John recovered after a few days at home, and was soon setting seeds in pots and sending Frances out in the frosty garden to gather up, without
fail, every single one of the last chestnuts as they fell from the trees down the avenue.
The nuts were so precious that the household linen was spread beneath the wide branches of the trees from autumn to springtime to ensure that not a single prickly casing or warm brown nut was lost in the grass. Hester mentioned the risk of staining or tearing the sheets, but John said firmly that one nut was worth a dozen sheets and that the garden must always come before the house.
He took Hester on long cold walks down to the bottom of the orchard, showed her every single tree and named it for her. In the blustery wet days of March he stayed in the orangery before a potting table with a barrel of sieved earth at his side and taught Hester how to set seeds. He showed her the tender plants which lived in the orangery from autumn to spring to protect them from winter frosts, and he showed her the winter jobs: the cleaning of the big tub planters, the washing of the pots, and airing them, ready for the fever of spring planting. One lad spent all the winter sieving earth for the seed beds and for the pots. Another brewed up a fearful barrel of water fortified with horse and cow manure and a nettle soup of John’s own devising, which would be sprinkled on every precious seedling.

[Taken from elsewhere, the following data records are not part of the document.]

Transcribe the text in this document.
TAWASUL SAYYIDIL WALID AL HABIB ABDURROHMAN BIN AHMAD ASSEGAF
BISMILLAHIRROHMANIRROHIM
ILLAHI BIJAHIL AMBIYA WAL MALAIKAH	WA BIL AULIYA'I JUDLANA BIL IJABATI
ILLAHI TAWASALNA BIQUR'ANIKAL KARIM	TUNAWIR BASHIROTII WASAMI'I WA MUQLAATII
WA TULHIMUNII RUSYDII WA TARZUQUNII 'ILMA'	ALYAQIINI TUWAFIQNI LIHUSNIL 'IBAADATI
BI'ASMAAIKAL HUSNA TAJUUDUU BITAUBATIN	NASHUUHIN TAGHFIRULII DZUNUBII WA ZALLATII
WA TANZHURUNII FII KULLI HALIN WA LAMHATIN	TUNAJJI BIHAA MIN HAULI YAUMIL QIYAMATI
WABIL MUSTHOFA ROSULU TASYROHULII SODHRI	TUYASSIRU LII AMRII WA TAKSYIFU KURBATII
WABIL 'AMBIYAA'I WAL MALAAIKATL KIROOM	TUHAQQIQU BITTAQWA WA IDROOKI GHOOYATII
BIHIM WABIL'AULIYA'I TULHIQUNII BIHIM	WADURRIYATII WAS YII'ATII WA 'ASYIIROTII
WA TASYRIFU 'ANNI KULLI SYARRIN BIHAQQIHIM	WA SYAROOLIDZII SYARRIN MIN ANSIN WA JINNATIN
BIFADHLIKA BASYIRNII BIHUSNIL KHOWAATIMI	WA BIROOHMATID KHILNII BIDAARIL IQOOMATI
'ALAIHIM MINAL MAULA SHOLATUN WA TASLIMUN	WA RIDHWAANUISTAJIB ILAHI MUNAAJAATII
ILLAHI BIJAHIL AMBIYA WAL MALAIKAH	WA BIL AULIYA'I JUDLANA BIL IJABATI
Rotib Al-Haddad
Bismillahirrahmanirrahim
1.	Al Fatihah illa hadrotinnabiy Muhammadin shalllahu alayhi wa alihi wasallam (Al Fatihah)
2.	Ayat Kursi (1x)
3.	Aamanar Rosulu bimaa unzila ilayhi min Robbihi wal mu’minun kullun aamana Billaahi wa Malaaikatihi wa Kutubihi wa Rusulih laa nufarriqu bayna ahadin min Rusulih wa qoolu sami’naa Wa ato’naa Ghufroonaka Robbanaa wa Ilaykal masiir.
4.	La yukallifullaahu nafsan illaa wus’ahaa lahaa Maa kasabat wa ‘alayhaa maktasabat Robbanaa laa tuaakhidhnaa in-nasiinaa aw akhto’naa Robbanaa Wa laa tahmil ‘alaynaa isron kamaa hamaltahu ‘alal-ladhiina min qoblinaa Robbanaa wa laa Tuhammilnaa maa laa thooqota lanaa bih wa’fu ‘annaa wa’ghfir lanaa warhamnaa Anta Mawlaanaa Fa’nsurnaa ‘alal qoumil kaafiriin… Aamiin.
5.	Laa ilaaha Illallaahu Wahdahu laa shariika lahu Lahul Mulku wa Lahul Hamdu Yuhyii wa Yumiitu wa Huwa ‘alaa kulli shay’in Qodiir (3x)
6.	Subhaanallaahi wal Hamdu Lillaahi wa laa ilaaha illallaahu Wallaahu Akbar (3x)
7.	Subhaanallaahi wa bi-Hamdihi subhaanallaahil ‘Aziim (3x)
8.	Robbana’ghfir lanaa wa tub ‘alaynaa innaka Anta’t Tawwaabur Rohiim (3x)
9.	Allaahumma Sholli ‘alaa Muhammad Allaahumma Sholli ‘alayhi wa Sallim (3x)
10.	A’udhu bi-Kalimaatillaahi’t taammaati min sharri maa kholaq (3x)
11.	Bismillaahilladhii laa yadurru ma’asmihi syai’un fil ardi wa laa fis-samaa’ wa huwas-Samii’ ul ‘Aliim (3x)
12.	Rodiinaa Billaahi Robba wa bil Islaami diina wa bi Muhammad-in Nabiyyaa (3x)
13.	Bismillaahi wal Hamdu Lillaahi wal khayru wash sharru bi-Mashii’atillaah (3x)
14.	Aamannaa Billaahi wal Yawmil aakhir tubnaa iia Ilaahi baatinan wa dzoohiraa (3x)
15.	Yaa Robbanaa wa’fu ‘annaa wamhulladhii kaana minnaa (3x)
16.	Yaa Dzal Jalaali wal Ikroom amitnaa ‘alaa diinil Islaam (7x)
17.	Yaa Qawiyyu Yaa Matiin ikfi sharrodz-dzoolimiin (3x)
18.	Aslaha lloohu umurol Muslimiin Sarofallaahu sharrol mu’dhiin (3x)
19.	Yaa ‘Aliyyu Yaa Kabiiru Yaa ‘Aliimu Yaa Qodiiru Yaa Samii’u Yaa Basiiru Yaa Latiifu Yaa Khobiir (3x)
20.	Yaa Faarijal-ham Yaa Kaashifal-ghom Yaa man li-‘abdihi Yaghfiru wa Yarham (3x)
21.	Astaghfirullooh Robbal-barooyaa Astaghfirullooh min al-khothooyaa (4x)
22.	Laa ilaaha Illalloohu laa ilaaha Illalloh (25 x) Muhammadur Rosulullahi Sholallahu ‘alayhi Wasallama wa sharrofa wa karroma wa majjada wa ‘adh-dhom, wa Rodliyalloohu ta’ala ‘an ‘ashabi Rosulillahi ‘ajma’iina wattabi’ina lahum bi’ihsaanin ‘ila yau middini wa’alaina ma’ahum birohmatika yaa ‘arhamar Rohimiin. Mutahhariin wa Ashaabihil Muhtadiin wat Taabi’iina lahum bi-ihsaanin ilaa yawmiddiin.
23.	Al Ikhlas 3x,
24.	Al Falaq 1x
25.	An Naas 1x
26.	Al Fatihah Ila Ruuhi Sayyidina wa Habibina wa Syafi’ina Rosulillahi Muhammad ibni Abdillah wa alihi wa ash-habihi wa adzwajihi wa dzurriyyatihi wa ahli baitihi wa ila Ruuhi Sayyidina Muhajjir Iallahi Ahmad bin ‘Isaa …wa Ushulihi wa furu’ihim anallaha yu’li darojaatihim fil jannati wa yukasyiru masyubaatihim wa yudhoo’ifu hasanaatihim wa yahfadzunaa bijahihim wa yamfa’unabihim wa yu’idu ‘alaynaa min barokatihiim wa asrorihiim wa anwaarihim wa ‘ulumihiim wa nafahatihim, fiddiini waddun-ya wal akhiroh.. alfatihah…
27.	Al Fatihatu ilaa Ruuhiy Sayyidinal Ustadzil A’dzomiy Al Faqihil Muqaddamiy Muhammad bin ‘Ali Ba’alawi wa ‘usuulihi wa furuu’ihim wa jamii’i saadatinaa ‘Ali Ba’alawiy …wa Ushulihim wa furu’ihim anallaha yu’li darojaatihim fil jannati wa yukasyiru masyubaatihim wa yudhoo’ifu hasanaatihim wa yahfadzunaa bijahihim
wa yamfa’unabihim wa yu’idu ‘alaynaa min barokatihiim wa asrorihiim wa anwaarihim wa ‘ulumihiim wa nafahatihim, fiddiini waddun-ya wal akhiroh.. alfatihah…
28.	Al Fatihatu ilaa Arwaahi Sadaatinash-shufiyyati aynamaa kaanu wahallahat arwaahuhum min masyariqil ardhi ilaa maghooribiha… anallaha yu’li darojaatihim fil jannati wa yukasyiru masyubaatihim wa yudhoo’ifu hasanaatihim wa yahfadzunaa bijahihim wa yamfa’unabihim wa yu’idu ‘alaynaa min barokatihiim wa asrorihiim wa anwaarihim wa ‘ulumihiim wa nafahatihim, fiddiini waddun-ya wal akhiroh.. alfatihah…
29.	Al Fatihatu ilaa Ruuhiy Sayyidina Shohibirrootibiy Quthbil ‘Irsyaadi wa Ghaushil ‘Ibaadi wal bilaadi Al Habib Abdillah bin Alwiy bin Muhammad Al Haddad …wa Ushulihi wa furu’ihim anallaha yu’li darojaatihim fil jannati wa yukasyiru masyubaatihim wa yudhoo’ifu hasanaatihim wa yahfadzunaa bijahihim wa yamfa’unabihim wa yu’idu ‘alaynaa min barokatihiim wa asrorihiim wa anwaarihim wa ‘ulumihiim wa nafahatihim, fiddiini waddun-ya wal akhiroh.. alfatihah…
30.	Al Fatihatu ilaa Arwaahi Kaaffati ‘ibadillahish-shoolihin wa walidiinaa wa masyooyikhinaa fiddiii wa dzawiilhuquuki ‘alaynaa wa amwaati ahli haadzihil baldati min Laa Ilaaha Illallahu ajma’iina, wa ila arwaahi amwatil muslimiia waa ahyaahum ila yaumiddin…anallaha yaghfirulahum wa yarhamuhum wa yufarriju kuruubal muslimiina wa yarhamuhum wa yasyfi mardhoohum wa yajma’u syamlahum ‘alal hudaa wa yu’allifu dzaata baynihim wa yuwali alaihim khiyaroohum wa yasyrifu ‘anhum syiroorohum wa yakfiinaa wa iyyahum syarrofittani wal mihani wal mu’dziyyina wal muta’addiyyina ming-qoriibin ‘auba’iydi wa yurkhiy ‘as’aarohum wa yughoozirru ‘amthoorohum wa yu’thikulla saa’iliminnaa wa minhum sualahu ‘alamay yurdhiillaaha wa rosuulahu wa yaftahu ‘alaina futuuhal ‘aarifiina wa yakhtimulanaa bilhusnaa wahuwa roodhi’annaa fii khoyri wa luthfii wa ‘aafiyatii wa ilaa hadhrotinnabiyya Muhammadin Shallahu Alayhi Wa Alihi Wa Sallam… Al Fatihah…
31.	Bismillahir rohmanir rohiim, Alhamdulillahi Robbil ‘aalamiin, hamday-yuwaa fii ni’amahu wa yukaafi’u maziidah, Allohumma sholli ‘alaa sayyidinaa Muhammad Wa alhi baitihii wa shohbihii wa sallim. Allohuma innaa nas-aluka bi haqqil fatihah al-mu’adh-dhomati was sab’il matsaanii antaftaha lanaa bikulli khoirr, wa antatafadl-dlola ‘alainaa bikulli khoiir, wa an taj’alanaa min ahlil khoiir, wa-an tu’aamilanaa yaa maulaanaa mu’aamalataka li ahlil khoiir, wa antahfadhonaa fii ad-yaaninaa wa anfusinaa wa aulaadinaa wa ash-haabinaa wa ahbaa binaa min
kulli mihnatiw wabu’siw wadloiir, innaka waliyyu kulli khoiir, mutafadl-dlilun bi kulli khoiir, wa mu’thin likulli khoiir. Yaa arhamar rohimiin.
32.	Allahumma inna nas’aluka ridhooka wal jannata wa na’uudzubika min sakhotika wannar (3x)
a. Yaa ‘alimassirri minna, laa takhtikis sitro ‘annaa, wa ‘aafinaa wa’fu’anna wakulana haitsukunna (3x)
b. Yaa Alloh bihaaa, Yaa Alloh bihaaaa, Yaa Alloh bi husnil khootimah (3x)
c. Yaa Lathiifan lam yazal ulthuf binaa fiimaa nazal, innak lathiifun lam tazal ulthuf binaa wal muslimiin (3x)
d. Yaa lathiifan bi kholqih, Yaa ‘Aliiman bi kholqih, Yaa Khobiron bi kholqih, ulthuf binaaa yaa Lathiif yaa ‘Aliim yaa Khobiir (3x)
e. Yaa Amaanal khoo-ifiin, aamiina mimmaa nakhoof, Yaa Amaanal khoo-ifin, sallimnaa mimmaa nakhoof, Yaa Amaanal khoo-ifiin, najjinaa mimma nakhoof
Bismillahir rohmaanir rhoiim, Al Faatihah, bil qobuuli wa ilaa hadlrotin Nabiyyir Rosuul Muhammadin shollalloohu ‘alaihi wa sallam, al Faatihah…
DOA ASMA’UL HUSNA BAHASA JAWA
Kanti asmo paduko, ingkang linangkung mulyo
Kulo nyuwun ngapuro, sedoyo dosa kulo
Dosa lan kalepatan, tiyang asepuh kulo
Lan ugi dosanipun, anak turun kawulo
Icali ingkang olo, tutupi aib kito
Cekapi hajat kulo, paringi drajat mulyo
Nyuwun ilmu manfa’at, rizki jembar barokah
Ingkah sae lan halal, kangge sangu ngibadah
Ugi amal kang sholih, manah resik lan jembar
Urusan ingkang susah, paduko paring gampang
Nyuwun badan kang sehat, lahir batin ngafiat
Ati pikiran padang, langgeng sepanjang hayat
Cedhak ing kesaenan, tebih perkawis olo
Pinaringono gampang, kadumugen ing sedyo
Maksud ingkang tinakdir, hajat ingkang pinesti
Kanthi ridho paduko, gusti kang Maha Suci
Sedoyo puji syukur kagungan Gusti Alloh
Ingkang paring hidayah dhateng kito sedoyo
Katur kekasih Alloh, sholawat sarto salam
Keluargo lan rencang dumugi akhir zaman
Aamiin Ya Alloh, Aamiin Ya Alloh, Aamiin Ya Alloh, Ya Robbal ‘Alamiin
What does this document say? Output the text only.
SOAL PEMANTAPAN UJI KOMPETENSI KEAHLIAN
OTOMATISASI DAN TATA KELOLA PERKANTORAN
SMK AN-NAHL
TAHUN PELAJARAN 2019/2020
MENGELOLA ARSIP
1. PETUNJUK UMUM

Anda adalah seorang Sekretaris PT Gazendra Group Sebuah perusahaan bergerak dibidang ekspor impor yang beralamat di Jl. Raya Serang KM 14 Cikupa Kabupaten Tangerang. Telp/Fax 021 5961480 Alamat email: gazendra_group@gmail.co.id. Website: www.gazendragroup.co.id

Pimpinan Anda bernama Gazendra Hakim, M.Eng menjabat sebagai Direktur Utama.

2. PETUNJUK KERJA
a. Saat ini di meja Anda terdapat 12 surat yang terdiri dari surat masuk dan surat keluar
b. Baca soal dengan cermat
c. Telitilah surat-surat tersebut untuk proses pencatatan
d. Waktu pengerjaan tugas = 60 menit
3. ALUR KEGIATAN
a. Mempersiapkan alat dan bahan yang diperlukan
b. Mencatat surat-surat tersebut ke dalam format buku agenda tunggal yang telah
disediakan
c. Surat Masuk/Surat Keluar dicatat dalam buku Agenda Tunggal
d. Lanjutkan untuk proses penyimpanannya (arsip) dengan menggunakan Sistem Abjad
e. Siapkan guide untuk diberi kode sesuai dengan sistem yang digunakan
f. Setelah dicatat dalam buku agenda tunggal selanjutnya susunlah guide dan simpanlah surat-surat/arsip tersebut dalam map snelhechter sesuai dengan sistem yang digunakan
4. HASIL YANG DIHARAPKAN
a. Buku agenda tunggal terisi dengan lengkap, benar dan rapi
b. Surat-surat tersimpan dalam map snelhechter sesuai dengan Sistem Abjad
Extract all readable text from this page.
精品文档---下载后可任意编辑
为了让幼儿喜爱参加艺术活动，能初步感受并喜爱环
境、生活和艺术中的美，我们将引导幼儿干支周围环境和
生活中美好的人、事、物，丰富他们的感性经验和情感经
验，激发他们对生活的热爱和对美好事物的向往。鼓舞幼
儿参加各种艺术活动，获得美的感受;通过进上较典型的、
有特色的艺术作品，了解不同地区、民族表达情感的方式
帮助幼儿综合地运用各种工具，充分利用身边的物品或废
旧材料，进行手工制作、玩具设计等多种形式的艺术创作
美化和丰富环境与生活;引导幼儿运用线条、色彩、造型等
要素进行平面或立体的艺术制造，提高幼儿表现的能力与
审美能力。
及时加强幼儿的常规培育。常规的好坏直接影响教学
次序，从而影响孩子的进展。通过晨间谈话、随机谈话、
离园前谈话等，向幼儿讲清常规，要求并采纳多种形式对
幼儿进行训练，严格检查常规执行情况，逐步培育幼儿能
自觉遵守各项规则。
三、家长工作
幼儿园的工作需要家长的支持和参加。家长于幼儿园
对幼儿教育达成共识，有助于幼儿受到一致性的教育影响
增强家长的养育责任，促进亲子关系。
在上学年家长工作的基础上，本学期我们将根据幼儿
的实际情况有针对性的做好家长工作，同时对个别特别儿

They passed a quiet few weeks. A sailor, fresh into port, had a sealed parcel of seeds for John and a letter from Virginia.
‘He says he will be home by April,’ John read. ‘He says he is writing this before going out into the woods for a week. He has an Indian guide who leads him around and shows him plants and brings him safe in.’ He paused and looked into the embers of the fire. ‘I wish he would come home,’ he said fretfully. ‘I am impatient for him to be here and everything settled.’
‘He will come in good time,’ Hester said soothingly. There was a single disloyal thought in her head that they were managing very well without him, John busy and contented, the museum taking a small but steady flow of money, and the children taught by her every morning and kissed goodnight by her every night.
‘He should be already on his way,’ John said. ‘This letter is eight weeks old. He may be at sea now.’